The biggest problem in Vietnam is not that brands or companies are incapable of understanding the fact of the increasing online media power. It’s just that they don’t need to. Understanding online and social media is acknowledging that online could propel an existing brand to greater heights, or it could take a nothing product to become the new star. And though there’s incredible opportunity online because no one is really strong here, no one really wants to consider what that means. 

2. Lack of knowledge 
The second problem is the proper understanding of online media landscape with its current trends and insights in order to furnish the brand strategy and motivate the business to find a real effective communication channel with the target audience with less competition and more cost-effectiveness. Many businesses in Vietnam do not fully understand how social media works and how they could use these channels effectively to benefit their brands and companies.

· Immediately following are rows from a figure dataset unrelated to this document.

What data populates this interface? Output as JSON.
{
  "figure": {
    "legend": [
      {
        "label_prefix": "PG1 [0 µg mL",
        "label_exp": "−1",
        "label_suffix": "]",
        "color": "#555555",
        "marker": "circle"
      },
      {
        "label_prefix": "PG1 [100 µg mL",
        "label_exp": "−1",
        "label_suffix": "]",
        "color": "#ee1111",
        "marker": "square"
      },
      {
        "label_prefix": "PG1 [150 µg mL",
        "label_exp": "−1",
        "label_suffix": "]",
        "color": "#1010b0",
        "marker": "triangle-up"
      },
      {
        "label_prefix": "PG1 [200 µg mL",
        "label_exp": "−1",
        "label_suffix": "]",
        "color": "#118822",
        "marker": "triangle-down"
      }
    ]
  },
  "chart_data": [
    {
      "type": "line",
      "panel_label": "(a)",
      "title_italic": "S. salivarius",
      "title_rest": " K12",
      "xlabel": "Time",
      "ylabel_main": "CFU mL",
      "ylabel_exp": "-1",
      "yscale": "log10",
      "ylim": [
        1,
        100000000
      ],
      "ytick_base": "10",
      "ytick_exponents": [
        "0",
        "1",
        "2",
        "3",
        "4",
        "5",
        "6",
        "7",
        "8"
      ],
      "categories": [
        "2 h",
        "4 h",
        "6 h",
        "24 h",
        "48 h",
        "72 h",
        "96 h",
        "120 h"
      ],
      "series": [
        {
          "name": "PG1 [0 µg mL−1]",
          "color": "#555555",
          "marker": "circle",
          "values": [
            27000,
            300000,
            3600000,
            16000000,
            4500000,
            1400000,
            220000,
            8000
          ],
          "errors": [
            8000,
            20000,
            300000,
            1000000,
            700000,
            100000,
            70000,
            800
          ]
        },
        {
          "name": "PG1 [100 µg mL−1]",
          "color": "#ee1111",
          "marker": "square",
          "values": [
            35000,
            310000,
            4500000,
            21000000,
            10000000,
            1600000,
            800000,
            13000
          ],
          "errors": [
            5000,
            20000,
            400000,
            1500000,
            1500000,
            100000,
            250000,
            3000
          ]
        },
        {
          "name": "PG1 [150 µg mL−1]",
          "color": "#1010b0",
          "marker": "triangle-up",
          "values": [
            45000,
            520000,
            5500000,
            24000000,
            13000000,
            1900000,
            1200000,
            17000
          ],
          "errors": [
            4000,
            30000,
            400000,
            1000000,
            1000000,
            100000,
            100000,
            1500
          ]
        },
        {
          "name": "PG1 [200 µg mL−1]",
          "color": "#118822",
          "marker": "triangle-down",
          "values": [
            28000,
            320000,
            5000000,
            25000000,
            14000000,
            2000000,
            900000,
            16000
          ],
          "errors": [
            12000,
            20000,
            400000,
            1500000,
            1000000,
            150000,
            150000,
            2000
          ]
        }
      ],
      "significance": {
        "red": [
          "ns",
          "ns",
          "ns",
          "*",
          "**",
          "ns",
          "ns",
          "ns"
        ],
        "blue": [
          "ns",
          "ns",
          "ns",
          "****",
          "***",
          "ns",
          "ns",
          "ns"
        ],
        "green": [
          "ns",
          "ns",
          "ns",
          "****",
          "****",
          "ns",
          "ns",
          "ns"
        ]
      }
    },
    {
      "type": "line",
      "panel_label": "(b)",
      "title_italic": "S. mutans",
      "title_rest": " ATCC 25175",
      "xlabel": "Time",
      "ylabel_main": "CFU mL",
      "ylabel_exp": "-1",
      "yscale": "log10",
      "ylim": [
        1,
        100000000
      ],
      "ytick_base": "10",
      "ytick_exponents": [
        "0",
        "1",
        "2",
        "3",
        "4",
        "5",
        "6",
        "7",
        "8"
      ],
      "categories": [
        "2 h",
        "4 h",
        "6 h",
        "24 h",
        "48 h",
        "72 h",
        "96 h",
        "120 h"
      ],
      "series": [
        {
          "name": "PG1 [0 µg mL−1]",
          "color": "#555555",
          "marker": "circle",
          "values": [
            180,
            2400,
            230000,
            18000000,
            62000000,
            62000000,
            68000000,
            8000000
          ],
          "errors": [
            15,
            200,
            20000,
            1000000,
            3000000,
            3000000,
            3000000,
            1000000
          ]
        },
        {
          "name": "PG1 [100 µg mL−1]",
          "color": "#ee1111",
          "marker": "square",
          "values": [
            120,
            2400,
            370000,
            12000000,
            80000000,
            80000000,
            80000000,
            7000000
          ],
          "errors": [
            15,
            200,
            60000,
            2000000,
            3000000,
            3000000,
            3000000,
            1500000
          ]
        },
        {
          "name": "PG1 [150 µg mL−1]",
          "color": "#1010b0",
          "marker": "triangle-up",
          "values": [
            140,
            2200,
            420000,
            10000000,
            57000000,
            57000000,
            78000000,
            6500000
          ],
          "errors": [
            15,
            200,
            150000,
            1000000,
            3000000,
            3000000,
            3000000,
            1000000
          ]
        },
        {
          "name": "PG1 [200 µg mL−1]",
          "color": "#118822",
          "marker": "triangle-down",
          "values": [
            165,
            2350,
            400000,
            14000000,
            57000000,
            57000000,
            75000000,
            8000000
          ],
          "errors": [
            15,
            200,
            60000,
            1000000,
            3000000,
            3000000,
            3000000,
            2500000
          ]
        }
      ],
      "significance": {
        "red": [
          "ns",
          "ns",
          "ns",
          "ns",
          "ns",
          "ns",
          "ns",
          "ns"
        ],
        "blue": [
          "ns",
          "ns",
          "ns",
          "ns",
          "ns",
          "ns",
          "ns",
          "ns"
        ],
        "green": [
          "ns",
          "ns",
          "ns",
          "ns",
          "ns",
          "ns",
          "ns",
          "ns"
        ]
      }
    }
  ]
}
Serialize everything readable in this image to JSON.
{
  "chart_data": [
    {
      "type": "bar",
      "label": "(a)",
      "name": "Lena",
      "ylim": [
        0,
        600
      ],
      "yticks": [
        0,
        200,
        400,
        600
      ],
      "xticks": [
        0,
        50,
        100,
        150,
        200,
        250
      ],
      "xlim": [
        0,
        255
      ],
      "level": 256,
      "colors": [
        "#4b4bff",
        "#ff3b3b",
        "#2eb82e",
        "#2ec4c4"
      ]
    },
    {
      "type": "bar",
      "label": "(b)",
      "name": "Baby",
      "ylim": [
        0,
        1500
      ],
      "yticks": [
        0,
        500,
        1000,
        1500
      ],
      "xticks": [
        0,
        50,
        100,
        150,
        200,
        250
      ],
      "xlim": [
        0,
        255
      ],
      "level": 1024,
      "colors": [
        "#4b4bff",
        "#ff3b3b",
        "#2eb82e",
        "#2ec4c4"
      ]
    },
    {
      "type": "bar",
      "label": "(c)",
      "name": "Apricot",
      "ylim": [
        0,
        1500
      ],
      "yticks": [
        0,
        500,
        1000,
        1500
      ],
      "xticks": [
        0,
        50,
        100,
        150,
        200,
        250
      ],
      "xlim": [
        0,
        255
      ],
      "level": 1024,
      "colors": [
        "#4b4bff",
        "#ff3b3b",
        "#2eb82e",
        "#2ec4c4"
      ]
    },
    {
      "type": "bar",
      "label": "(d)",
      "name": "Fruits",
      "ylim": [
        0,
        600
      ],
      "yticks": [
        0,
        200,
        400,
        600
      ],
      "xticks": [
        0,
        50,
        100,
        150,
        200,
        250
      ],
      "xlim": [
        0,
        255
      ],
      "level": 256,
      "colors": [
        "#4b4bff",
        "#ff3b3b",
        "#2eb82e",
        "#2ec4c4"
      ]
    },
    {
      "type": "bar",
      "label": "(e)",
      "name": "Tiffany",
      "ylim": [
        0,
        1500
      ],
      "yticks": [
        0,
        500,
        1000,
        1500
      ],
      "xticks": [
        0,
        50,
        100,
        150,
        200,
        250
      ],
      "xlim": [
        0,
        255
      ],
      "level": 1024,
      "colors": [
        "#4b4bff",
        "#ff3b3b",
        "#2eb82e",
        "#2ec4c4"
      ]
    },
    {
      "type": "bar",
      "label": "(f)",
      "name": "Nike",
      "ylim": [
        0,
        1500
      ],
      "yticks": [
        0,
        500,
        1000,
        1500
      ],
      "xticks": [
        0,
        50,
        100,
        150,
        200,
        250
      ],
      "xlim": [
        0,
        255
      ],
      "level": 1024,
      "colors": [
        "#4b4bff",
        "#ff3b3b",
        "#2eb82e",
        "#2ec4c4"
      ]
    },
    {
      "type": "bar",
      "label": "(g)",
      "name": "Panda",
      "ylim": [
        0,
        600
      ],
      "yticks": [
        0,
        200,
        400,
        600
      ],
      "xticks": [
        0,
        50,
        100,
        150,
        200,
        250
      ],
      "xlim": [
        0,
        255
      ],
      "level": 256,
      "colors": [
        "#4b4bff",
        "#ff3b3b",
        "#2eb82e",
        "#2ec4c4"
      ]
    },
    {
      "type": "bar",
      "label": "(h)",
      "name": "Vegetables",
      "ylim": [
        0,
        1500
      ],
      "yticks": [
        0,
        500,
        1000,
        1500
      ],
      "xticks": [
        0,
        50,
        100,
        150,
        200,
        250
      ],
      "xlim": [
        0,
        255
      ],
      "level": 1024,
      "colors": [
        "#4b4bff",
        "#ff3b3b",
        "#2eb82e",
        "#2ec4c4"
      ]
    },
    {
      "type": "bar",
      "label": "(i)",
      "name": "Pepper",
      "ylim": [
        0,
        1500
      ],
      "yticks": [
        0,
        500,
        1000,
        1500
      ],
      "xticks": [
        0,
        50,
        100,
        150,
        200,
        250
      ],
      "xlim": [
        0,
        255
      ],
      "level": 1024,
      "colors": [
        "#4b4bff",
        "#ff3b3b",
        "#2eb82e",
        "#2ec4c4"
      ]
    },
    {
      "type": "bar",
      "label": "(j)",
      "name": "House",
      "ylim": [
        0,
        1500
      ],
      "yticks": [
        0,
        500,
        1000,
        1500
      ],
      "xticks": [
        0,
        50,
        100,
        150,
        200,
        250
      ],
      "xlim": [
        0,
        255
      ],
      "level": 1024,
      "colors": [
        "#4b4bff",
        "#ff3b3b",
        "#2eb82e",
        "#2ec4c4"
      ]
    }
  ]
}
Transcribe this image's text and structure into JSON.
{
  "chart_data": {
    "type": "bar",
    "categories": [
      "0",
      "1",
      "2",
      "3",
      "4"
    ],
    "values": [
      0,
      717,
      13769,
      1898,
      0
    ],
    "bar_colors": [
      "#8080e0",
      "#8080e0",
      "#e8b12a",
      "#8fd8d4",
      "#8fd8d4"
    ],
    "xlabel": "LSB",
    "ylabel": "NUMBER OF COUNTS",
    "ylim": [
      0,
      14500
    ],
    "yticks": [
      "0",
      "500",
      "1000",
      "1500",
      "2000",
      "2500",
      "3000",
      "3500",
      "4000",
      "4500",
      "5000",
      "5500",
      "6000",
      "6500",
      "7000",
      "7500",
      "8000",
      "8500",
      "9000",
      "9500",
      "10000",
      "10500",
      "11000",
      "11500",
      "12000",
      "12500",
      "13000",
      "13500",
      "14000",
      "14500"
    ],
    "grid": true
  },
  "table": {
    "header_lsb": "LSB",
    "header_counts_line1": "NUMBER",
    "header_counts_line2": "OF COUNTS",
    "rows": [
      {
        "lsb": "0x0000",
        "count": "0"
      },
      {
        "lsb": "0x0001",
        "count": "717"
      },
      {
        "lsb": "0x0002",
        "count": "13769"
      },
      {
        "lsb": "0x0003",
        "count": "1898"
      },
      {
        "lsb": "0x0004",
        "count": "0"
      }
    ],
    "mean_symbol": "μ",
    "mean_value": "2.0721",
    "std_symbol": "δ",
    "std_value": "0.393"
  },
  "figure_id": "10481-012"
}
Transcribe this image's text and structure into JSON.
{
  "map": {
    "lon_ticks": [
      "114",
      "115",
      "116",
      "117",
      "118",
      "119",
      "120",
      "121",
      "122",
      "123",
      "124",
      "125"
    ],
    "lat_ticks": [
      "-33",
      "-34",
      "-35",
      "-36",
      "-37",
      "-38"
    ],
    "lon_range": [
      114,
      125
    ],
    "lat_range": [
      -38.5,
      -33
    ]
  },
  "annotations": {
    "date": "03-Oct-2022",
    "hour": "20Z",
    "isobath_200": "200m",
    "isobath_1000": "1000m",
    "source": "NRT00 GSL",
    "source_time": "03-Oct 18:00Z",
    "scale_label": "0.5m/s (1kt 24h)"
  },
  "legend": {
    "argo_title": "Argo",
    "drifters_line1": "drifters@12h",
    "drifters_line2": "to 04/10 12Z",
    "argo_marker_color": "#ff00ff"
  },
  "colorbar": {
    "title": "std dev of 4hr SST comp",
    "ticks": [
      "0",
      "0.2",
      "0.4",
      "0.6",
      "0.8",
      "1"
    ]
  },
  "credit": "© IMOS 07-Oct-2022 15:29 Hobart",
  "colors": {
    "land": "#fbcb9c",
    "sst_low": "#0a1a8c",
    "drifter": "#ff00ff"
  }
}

Many marketers or managers in Vietnam may ask you what Twitter is.

3. Lack of attention to detail
Another problem is the lack of attention to detail indicate attitude of most of Vietnamese businesses when go online, especially in customer service. If social media is anything, its core is at customer service. If customer service is not important, then social media cannot be important either.

4. Lack of strategy
Although the rising power of social media, SEM and mobile services, is obvious in all over the world and rising strongly in Vietnam, most of Vietnamese businesses still got very simple reactions when going online, just like the age before social media:

“Let’s put up banners and count the impressions”

“Let’s make a microsite, spend a ton of money to fuel registrations and gather personal data, and then what we’ll do is never use that data and never follow-up. And we can do this all over again next year too.”

Traditional media channels, such as TV, print, radio, outdoor, have been here for ages and intensively competed. But online is completely open, waiting for someone to think and innovate. If you can dominate in this, you could just completely take over – no one else is here or cares. Or they just not care enough to take the lead.